One day before the end, the streets swirl in laughter. Neighbors who have never spoken greet each other as friends, strip off their clothing and bathe in the fountains. Others dive in the Aare. After swimming until exhausted, they lie in the thick grass along the river and read poetry. A barrister and a postal clerk who have never before met walk arm in arm through the Botanischer Garten, smile at the cyclamens and asters, discuss art and color. What do their past stations matter? In a world of one day they are equal.
In the shadow of a side street off Aarbergergasse, a man and a woman lean against a wall, drink beer, and eat smoked beef. Afterwards, she will take him to her apartment. She is married to someone else, but for years she has wanted this man, and she will satisfy her wants on this last day of the world.
A few souls gallop through the streets doing good deeds, attempting to correct their misdeeds of the past. Theirs are the only unnatural smiles.
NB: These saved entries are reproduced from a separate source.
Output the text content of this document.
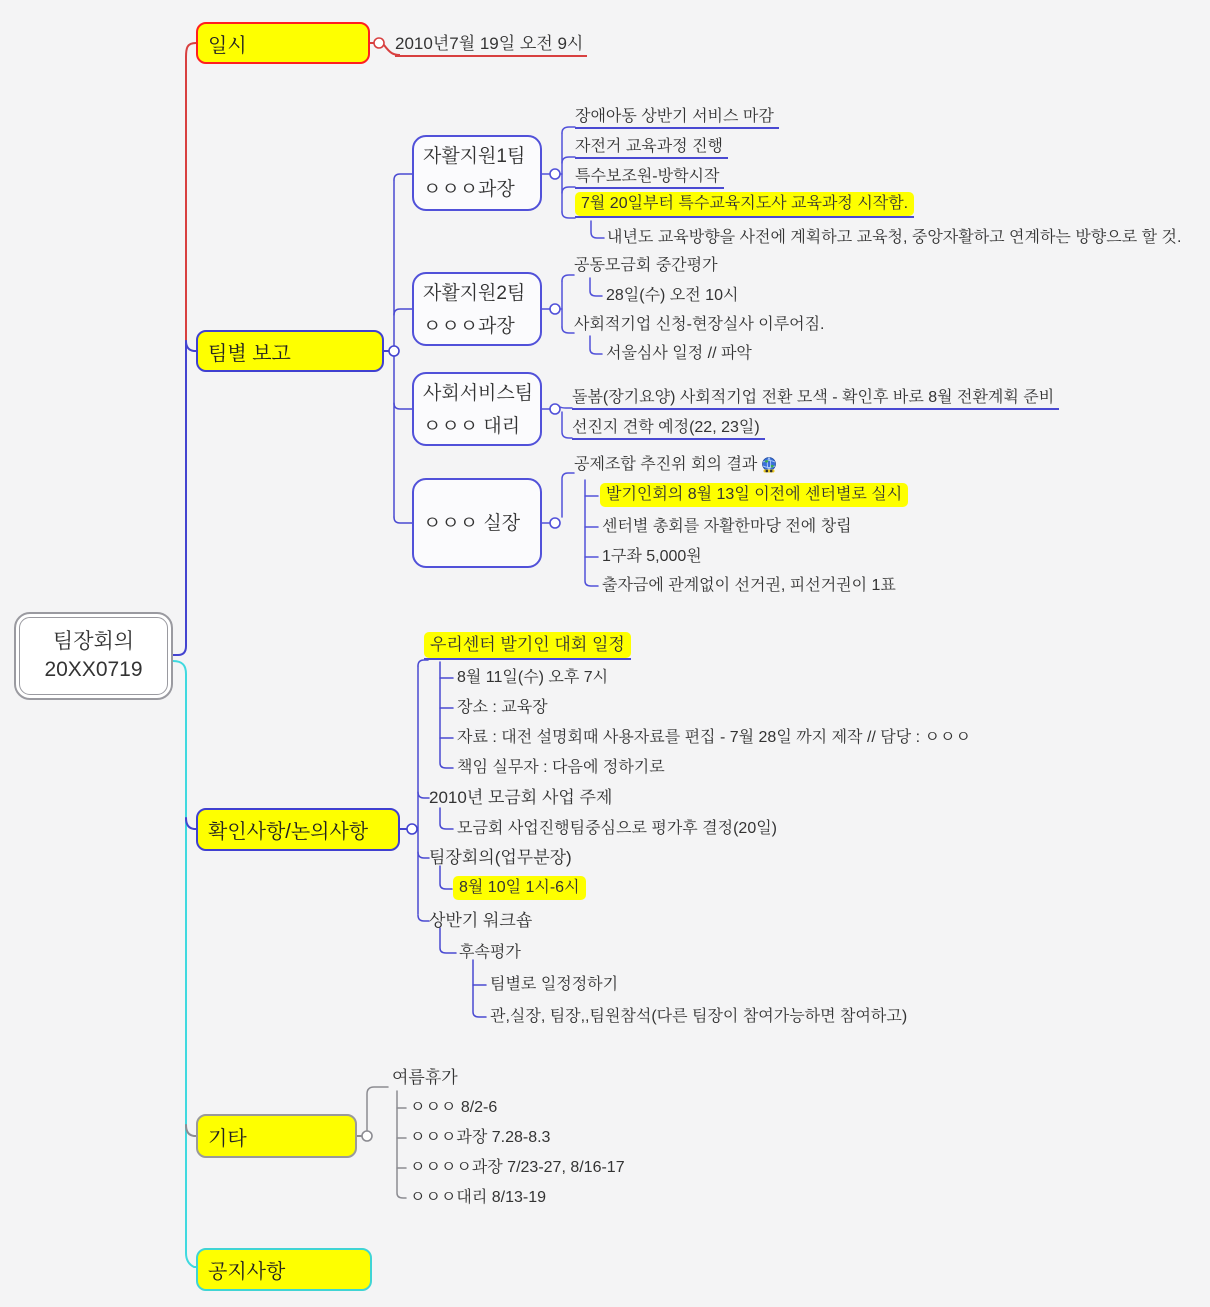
팀장회의
20XX0719
일시
팀별 보고
확인사항/논의사항
기타
공지사항
2010년7월 19일 오전 9시
자활지원1팀
ㅇㅇㅇ과장
자활지원2팀
ㅇㅇㅇ과장
사회서비스팀
ㅇㅇㅇ 대리
ㅇㅇㅇ 실장
장애아동 상반기 서비스 마감
자전거 교육과정 진행
특수보조원-방학시작
7월 20일부터 특수교육지도사 교육과정 시작함.
내년도 교육방향을 사전에 계획하고 교육청, 중앙자활하고 연계하는 방향으로 할 것.
공동모금회 중간평가
28일(수) 오전 10시
사회적기업 신청-현장실사 이루어짐.
서울심사 일정 // 파악
돌봄(장기요양) 사회적기업 전환 모색 - 확인후 바로 8월 전환계획 준비
선진지 견학 예정(22, 23일)
공제조합 추진위 회의 결과
발기인회의 8월 13일 이전에 센터별로 실시
센터별 총회를 자활한마당 전에 창립
1구좌 5,000원
출자금에 관계없이 선거권, 피선거권이 1표
우리센터 발기인 대회 일정
8월 11일(수) 오후 7시
장소 : 교육장
자료 : 대전 설명회때 사용자료를 편집 - 7월 28일 까지 제작 // 담당 : ㅇㅇㅇ
책임 실무자 : 다음에 정하기로
2010년 모금회 사업 주제
모금회 사업진행팀중심으로 평가후 결정(20일)
팀장회의(업무분장)
8월 10일 1시-6시
상반기 워크숍
후속평가
팀별로 일정정하기
관,실장, 팀장,,팀원참석(다른 팀장이 참여가능하면 참여하고)
여름휴가
ㅇㅇㅇ 8/2-6
ㅇㅇㅇ과장 7.28-8.3
ㅇㅇㅇㅇ과장 7/23-27, 8/16-17
ㅇㅇㅇ대리 8/13-19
One minute before the end of the world, everyone gathers on the grounds of the Kunstmuseum. Men, women, and children form a giant circle and hold hands. No one moves. No one speaks. It is so absolutely quiet that each person can hear the heartbeat of the person to his right or his left. This is the last minute of the world. In the absolute silence a purple gentian in the garden catches the light on the underside of its blossom, glows for a moment, then dissolves among the other flowers. Behind the museum, the needled leaves of a larch gently shudder as a breeze moves through the tree. Farther back, through the forest, the Aare reflects sunlight, bends the light with each ripple on its skin. To the east, the tower of St. Vincent’s rises into sky, red and fragile, its stonework as delicate as veins of a leaf. And higher up, the Alps, snow-tipped, blending white and purple, large and silent. A cloud floats in the sky. A sparrow flutters. No one speaks.
In the last second, it is as if everyone has leaped off Topaz Peak, holding hands. The end approaches like approaching ground. Cool air rushes by, bodies are weightless. The silent horizon yawns for miles. And below, the vast blanket of snow hurtles nearer and nearer to envelop this circle of pinkness and life.